CAPÍTULO 20 - La última charla en casa

Llegué a casa con el cuerpo temblando todavía, sintiendo todavía en la piel la mirada de dolor de Marcos en el camino. Al entrar, vi que la luz de la sala estaba encendida, y él estaba ahí, sentado a la mesa, esperándome. No había gritos, ni gestos bruscos: solo un silencio pesado, lleno de todo lo que ya se sabía y que todavía no se había dicho entre nosotros.

Me senté frente a él, sin saber por dónde empezar, con las manos heladas sobre la tela del mantel.

— Lo vi —dijo él al fin, con la voz muy baja, como si le costara sacar las palabras—. Los vi juntos, Valeria. Ya no hay nada más que ocultar.

Bajé la mirada, asintiendo, porque no tenía excusas que dar.

— Sí —logré decir—. Es verdad.

Él suspiró, y por primera vez vi en sus ojos no solo rabia, sino una tristeza que llegaba hasta el fondo.

— Yo supe que te perdía hace mucho tiempo. Vi cómo te alejabas, cómo dejaste de mirarme como antes... pero me negaba a ver la realidad. Pensé que con paciencia, con tiempo, volverías. Pero nunca fue así: nunca te fuiste tú sola, te llevaste el corazón con él.

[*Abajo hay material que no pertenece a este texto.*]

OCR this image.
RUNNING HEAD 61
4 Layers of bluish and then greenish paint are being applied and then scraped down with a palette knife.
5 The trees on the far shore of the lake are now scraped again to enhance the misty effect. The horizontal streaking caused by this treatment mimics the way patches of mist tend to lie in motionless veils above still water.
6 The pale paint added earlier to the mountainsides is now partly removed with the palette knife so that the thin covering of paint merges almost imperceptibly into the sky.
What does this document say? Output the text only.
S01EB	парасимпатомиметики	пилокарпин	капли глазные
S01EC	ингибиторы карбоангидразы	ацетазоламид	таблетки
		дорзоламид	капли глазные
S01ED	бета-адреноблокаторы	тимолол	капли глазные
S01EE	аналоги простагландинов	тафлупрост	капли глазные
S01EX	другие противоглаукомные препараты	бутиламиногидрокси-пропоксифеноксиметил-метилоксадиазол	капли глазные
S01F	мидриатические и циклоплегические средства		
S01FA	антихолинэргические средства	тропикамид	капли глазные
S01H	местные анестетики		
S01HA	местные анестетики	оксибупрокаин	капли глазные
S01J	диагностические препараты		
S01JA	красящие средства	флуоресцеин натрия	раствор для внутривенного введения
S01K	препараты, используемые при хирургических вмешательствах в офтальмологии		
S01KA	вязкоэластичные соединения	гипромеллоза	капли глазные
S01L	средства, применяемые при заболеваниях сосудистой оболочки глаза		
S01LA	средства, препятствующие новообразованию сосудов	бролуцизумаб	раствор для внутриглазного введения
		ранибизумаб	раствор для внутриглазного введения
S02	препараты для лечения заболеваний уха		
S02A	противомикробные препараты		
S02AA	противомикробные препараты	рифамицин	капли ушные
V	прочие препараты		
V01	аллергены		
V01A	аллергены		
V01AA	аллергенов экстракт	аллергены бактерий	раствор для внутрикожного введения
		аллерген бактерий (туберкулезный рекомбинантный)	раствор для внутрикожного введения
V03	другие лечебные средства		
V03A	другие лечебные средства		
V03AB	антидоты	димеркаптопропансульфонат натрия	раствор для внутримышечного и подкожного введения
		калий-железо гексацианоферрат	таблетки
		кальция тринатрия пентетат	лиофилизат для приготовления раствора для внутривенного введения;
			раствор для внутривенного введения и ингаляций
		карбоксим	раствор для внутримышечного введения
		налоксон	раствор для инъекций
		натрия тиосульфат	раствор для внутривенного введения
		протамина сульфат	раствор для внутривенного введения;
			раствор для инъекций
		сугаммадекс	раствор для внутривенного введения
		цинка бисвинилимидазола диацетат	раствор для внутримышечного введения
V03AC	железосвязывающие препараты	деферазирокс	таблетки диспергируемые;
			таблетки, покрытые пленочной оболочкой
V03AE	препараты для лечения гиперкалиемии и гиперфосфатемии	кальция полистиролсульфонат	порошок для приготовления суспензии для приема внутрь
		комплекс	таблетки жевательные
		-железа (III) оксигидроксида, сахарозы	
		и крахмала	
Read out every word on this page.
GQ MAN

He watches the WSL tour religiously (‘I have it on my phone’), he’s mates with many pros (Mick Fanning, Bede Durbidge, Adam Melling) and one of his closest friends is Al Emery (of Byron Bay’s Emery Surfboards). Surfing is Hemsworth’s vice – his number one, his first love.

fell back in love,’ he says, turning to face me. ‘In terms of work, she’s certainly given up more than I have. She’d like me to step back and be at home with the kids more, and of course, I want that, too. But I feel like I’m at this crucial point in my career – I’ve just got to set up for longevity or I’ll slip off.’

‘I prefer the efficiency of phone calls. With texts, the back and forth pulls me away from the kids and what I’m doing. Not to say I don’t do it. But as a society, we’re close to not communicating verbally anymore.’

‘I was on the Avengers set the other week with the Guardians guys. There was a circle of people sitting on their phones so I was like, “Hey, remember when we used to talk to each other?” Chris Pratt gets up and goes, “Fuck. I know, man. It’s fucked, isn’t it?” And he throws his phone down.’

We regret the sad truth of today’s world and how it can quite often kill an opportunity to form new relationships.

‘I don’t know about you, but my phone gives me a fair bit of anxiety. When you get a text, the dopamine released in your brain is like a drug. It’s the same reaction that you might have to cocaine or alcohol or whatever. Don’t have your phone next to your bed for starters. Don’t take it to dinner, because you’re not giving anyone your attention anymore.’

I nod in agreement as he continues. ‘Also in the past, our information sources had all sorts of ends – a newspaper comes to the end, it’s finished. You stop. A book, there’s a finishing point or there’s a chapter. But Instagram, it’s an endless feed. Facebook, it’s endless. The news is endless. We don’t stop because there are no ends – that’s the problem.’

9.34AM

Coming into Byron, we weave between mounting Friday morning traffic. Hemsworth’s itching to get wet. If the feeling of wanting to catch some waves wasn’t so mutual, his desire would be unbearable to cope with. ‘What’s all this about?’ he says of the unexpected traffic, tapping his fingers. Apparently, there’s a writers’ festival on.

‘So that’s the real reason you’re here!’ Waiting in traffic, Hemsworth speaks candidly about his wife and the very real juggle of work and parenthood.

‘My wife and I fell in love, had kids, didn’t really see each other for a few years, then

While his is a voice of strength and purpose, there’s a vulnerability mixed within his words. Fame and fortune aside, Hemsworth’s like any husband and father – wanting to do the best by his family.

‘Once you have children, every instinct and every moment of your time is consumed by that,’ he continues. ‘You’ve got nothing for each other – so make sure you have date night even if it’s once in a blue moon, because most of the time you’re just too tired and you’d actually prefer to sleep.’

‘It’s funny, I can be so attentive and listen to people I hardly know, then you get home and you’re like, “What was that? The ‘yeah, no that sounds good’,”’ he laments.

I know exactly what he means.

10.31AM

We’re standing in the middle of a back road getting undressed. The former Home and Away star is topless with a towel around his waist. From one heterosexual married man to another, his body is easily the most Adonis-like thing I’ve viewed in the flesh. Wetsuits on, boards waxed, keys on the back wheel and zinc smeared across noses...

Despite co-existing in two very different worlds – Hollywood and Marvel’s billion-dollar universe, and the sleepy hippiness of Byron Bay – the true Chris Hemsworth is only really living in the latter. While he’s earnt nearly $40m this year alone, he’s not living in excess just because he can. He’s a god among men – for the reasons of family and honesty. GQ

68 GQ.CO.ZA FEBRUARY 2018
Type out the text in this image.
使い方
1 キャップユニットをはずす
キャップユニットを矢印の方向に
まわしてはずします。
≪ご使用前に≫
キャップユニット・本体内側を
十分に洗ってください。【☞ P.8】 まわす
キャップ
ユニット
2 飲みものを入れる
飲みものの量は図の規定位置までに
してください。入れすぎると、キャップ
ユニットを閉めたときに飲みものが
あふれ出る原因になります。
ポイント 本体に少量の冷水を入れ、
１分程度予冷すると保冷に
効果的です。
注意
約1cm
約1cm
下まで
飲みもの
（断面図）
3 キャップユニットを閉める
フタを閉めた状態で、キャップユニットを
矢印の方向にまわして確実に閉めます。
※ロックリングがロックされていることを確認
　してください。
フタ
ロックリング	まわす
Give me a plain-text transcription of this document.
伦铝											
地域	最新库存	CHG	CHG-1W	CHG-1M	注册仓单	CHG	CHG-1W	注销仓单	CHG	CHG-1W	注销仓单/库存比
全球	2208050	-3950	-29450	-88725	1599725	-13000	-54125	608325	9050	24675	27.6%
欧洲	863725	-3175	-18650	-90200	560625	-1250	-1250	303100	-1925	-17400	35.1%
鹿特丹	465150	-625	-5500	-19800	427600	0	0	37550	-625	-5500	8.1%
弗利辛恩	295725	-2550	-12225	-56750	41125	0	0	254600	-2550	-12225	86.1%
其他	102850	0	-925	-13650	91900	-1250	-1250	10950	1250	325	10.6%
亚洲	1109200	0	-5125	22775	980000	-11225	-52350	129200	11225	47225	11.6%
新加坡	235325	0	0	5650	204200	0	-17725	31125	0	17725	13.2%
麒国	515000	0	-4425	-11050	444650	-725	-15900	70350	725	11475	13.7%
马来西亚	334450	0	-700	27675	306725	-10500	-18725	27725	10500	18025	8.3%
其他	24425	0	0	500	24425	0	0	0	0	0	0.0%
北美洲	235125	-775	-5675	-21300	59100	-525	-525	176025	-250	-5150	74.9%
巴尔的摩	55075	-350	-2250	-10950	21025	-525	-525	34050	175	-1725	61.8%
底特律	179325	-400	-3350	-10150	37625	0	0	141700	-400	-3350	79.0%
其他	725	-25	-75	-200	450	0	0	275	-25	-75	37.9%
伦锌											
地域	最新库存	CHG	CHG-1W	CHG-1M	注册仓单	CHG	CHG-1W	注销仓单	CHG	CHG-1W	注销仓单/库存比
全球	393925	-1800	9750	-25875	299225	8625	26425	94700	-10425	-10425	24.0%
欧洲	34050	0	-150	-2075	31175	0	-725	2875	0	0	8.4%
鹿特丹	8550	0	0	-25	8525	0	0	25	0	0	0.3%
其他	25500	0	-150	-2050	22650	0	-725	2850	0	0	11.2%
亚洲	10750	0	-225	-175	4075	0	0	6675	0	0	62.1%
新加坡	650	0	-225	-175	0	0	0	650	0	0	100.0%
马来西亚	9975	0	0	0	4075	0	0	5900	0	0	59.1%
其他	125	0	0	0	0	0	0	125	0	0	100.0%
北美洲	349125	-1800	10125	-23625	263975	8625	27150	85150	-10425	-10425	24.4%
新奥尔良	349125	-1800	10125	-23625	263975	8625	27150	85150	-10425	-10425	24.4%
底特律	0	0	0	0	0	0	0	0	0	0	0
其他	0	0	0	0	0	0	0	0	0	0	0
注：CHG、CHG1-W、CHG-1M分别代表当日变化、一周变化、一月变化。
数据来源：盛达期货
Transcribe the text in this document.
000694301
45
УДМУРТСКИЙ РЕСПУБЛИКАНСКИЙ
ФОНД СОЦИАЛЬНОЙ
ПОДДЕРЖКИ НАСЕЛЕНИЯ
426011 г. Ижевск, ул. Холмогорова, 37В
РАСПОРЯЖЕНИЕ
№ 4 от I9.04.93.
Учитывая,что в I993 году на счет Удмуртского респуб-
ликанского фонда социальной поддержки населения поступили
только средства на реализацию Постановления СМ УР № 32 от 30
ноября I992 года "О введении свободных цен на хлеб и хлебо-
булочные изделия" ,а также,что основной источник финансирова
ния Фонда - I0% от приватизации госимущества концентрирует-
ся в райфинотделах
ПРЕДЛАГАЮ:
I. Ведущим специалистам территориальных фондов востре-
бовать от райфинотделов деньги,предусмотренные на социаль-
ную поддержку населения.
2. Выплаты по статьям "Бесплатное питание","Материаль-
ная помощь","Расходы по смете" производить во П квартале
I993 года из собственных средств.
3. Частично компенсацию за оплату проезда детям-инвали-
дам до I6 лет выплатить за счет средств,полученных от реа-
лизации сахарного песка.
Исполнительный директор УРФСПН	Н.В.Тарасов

— No quise hacerte daño —le respondí con lágrimas en los ojos—. Nunca quise romper lo que construimos. Pero me sentí tan sola, tan poco valorada... y él me vio, Marcos. Me vio como yo necesitaba que me vieran, y no pude evitarlo.

— Y yo no supe cuidarte —reconoció él, golpeando suavemente la mesa con la mano—. Fui un tonto. Te di por sentada, creí que estarías ahí siempre sin que tuviera que ganarme tu corazón cada día. Y cuando quise darme cuenta, ya era tarde.

Se hizo un silencio largo, el último silencio como pareja. Habíamos dicho todo lo que dolía, todo lo que debíamos asumir. Ya no había rencor, solo el fin de un camino que ya no podía seguir juntos.

— Entonces es así —dijo él al final, levantándose—. No hay vuelta atrás.

— No —le respondí suavemente—. Lo siento mucho.

Él asintió, y se dio la vuelta para irse a su habitación, dejándome sola en la sala, pero por primera vez en mucho tiempo sin el peso de la mentira sobre los hombros.